Jonathan reconoce su derrota y hace un llamamiento a la calma a sus seguidores

Actualizado 01/04/2015 5:39:10 CET

MADRID, 1 (EUROPA PRESS)

El presidente de Nigeria, Goodluck Jonathan, ha reconocido este martes su derrota en las elecciones presidenciales y ha hecho un llamamiento a la calma a sus seguidores, asegurando que "ninguna ambición personal merece que se derrame la sangre de los nigerianos".

"Prometí al país unas elecciones libres y justas. He mantenido mi palabra. He ampliado además el espacio para que los nigerianos participaran en el proceso democrático. Es un legado que me gustaría que perdurara", ha dicho en un comunicado.

"Pese a que algunas personas han expresado sentimientos encontrados sobre los resultados anunciados por la Comisión Electoral Nacional Independiente, pido a los que se sientan agraviados que sigan los procesos contemplados por la Constitución y las leyes electorales", ha agregado.

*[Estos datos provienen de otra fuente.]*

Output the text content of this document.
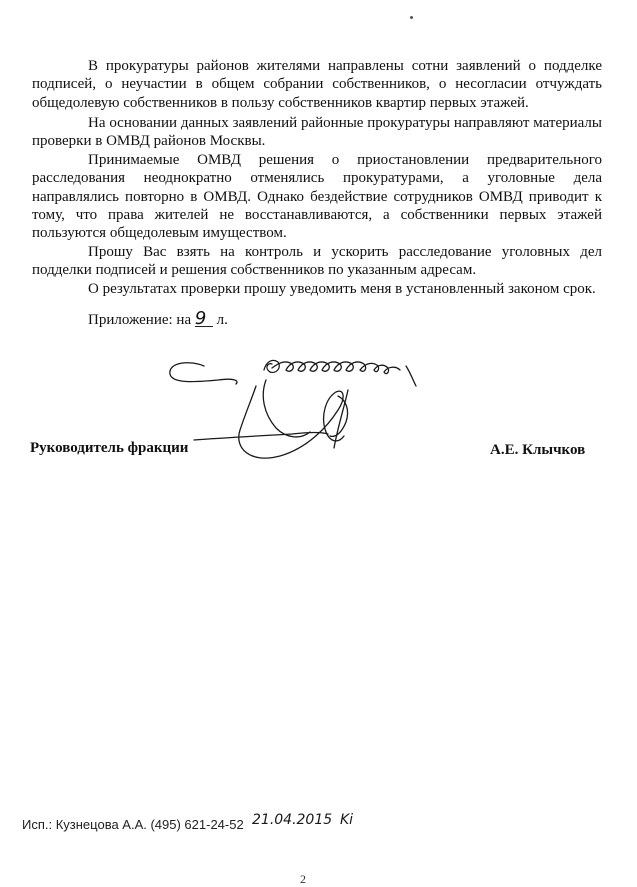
В прокуратуры районов жителями направлены сотни заявлений о подделке подписей, о неучастии в общем собрании собственников, о несогласии отчуждать общедолевую собственников в пользу собственников квартир первых этажей.

На основании данных заявлений районные прокуратуры направляют материалы проверки в ОМВД районов Москвы.

Принимаемые ОМВД решения о приостановлении предварительного расследования неоднократно отменялись прокуратурами, а уголовные дела направлялись повторно в ОМВД. Однако бездействие сотрудников ОМВД приводит к тому, что права жителей не восстанавливаются, а собственники первых этажей пользуются общедолевым имуществом.

Прошу Вас взять на контроль и ускорить расследование уголовных дел подделки подписей и решения собственников по указанным адресам.

О результатах проверки прошу уведомить меня в установленный законом срок.

Приложение: на 9 л.

Руководитель фракции	А.Е. Клычков
Исп.: Кузнецова А.А. (495) 621-24-52 21.04.2015 Ki
2
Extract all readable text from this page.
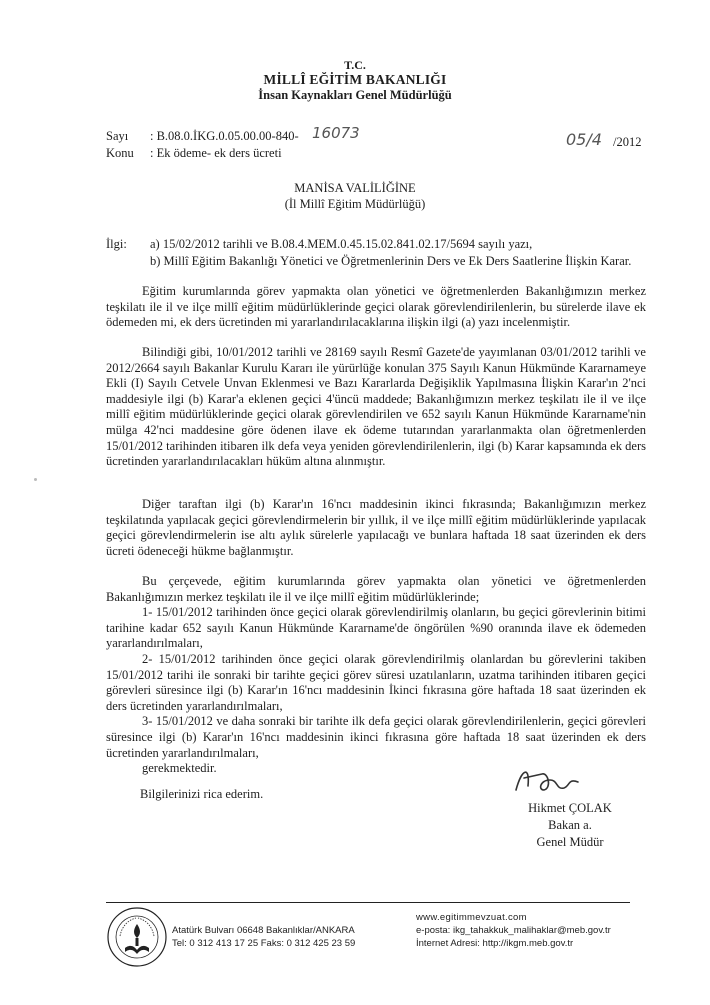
T.C.
MİLLÎ EĞİTİM BAKANLIĞI
İnsan Kaynakları Genel Müdürlüğü
Sayı : B.08.0.İKG.0.05.00.00-840- 16073
Konu : Ek ödeme- ek ders ücreti
05/4 /2012
MANİSA VALİLİĞİNE
(İl Millî Eğitim Müdürlüğü)
İlgi: a) 15/02/2012 tarihli ve B.08.4.MEM.0.45.15.02.841.02.17/5694 sayılı yazı,
b) Millî Eğitim Bakanlığı Yönetici ve Öğretmenlerinin Ders ve Ek Ders Saatlerine İlişkin Karar.

Eğitim kurumlarında görev yapmakta olan yönetici ve öğretmenlerden Bakanlığımızın merkez teşkilatı ile il ve ilçe millî eğitim müdürlüklerinde geçici olarak görevlendirilenlerin, bu sürelerde ilave ek ödemeden mi, ek ders ücretinden mi yararlandırılacaklarına ilişkin ilgi (a) yazı incelenmiştir.

Bilindiği gibi, 10/01/2012 tarihli ve 28169 sayılı Resmî Gazete'de yayımlanan 03/01/2012 tarihli ve 2012/2664 sayılı Bakanlar Kurulu Kararı ile yürürlüğe konulan 375 Sayılı Kanun Hükmünde Kararnameye Ekli (I) Sayılı Cetvele Unvan Eklenmesi ve Bazı Kararlarda Değişiklik Yapılmasına İlişkin Karar'ın 2'nci maddesiyle ilgi (b) Karar'a eklenen geçici 4'üncü maddede; Bakanlığımızın merkez teşkilatı ile il ve ilçe millî eğitim müdürlüklerinde geçici olarak görevlendirilen ve 652 sayılı Kanun Hükmünde Kararname'nin mülga 42'nci maddesine göre ödenen ilave ek ödeme tutarından yararlanmakta olan öğretmenlerden 15/01/2012 tarihinden itibaren ilk defa veya yeniden görevlendirilenlerin, ilgi (b) Karar kapsamında ek ders ücretinden yararlandırılacakları hüküm altına alınmıştır.

Diğer taraftan ilgi (b) Karar'ın 16'ncı maddesinin ikinci fıkrasında; Bakanlığımızın merkez teşkilatında yapılacak geçici görevlendirmelerin bir yıllık, il ve ilçe millî eğitim müdürlüklerinde yapılacak geçici görevlendirmelerin ise altı aylık sürelerle yapılacağı ve bunlara haftada 18 saat üzerinden ek ders ücreti ödeneceği hükme bağlanmıştır.

Bu çerçevede, eğitim kurumlarında görev yapmakta olan yönetici ve öğretmenlerden Bakanlığımızın merkez teşkilatı ile il ve ilçe millî eğitim müdürlüklerinde;

1- 15/01/2012 tarihinden önce geçici olarak görevlendirilmiş olanların, bu geçici görevlerinin bitimi tarihine kadar 652 sayılı Kanun Hükmünde Kararname'de öngörülen %90 oranında ilave ek ödemeden yararlandırılmaları,

2- 15/01/2012 tarihinden önce geçici olarak görevlendirilmiş olanlardan bu görevlerini takiben 15/01/2012 tarihi ile sonraki bir tarihte geçici görev süresi uzatılanların, uzatma tarihinden itibaren geçici görevleri süresince ilgi (b) Karar'ın 16'ncı maddesinin İkinci fıkrasına göre haftada 18 saat üzerinden ek ders ücretinden yararlandırılmaları,

3- 15/01/2012 ve daha sonraki bir tarihte ilk defa geçici olarak görevlendirilenlerin, geçici görevleri süresince ilgi (b) Karar'ın 16'ncı maddesinin ikinci fıkrasına göre haftada 18 saat üzerinden ek ders ücretinden yararlandırılmaları,

gerekmektedir.

Bilgilerinizi rica ederim.
Hikmet ÇOLAK
Bakan a.
Genel Müdür
Atatürk Bulvarı 06648 Bakanlıklar/ANKARA
Tel: 0 312 413 17 25 Faks: 0 312 425 23 59
www.egitimmevzuat.com
e-posta: ikg_tahakkuk_malihaklar@meb.gov.tr
İnternet Adresi: http://ikgm.meb.gov.tr
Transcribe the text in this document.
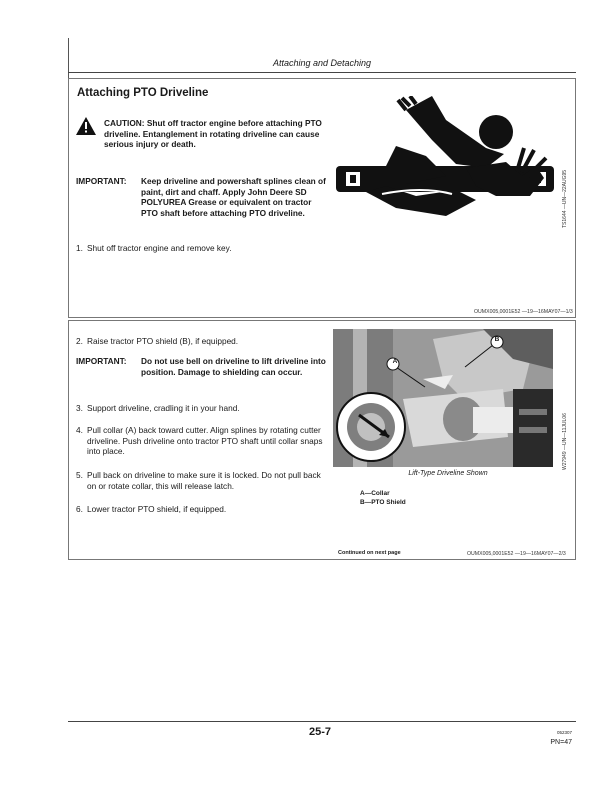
Attaching and Detaching
Attaching PTO Driveline
CAUTION: Shut off tractor engine before attaching PTO driveline. Entanglement in rotating driveline can cause serious injury or death.
IMPORTANT: Keep driveline and powershaft splines clean of paint, dirt and chaff. Apply John Deere SD POLYUREA Grease or equivalent on tractor PTO shaft before attaching PTO driveline.
1. Shut off tractor engine and remove key.
TS1644 —UN—22AUG95
OUMX005,0001E52 —19—16MAY07—1/3
2. Raise tractor PTO shield (B), if equipped.
IMPORTANT: Do not use bell on driveline to lift driveline into position. Damage to shielding can occur.
3. Support driveline, cradling it in your hand.
4. Pull collar (A) back toward cutter. Align splines by rotating cutter driveline. Push driveline onto tractor PTO shaft until collar snaps into place.
5. Pull back on driveline to make sure it is locked. Do not pull back on or rotate collar, this will release latch.
6. Lower tractor PTO shield, if equipped.
A
B
W27949 —UN—11JUL06
Lift-Type Driveline Shown
A—Collar
B—PTO Shield
Continued on next page	OUMX005,0001E52 —19—16MAY07—2/3
25-7	052307
PN=47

"Como siempre he afirmado, ninguna ambición personal merece que se derrame la sangre de los nigerianos. La unidad, la estabilidad y el progreso de nuestro querido país es más importante que cualquier otra cosa", ha subrayado, según ha informado el diario nigeriano 'Vanguard'.

Asimismo, ha aprovechado su comunicado para felicitar "a todos los nigerianos" por participar en las elecciones "con entusiasmo y compromiso". "Felicito además a las fuerzas de seguridad por su papel a la hora de garantizar que las elecciones fueran generalmente pacíficas", ha añadido.

Por otra parte, Jonathan ha expresado su agradecimiento a los miembros de su formación, el Partido Democrático Popular (PDP), por su apoyo, al tiempo que ha recalcado que "deberían estar celebrando, y no llorando".

"Hemos establecido un legado de libertad democrática, transparencia, crecimiento económico y unas elecciones libres y justas. Durante los últimos 16 años, hemos alejado al país de las políticas étnicas y regionales", ha valorado.

"A través del patriotismo y la diligencia hemos construido el partido más grande y patriótico de la historia de Nigeria. Debemos seguir unidos como partido y mirar al futuro con renovado optimismo", ha manifestado.

Por último, ha dado las gracias a todos los nigerianos por la "oportunidad concedida para liderar el país". "Aseguro que seguiré haciéndolo lo mejor posible hasta el final de mi mandato", ha remachado Jonathan.

PRIMERA VICTORIA ELECTORAL DE LA OPOSICIÓN

El exlíder militar Muhamadu Buhari ha ganado las elecciones presidenciales celebradas el pasado sábado en Nigeria, siendo la primera vez que la oposición consigue arrebatar el poder al PDP con la fuerza de los votos.

Así lo ha anunciado la Comisión Electoral poco después de que concluyera el recuento de votos que, según Reuters, ha dado la victoria a Buhari en los 36 estados nigerianos, sumando 15,4 millones de papeletas, frente a los 13,3 millones de votos de Jonathan.

El Congreso de Todos los Progresistas (APC), el partido político de Buhari, ya ha proclamado la victoria. "Es la primera vez que los votos echan a un Gobierno del poder en Nigeria", ha destacado Lai Mohamed, uno de sus portavoces.

Antes del arranque de la campaña electoral el PDP y el ACP se comprometieron por escrito a respetar el dictamen de las urnas, fuera el que fuera, en los comicios más reñidos de los últimos años en el país africano.

RETORNO AL PODER DE BUHARI

De esta forma, Buhari ha conseguido, después de dos intentonas, volver a la Jefatura del Estado, que ya ocupó entre 1983 y 1985 tras dar un golpe de Estado, imponiendo un régimen castrense antes de ser derrocado por otro golpe militar.

Aunque el PDP ha estado gobernando Nigeria desde la salida de los uniformados del poder, en 1999, esta vez la nefasta trayectoria del Gobierno de Jonathan en los últimos dos años brindaba a Buhari la oportunidad que se le había negado anteriormente.

A favor de Buhari jugaba su experiencia como líder militar, en un momento de gran inestabilidad en Nigeria por el avance del grupo terrorista Boko Haram, que incluso ha obligado a intervenir a los países vecinos.

También estaba favorecido por la regla no escrita de que a un presidente cristiano, como Jonathan, debe seguir uno musulmán, como Buhari, para garantizar el equilibrio entre estas dos comunidades religiosas en las que se divide Nigeria.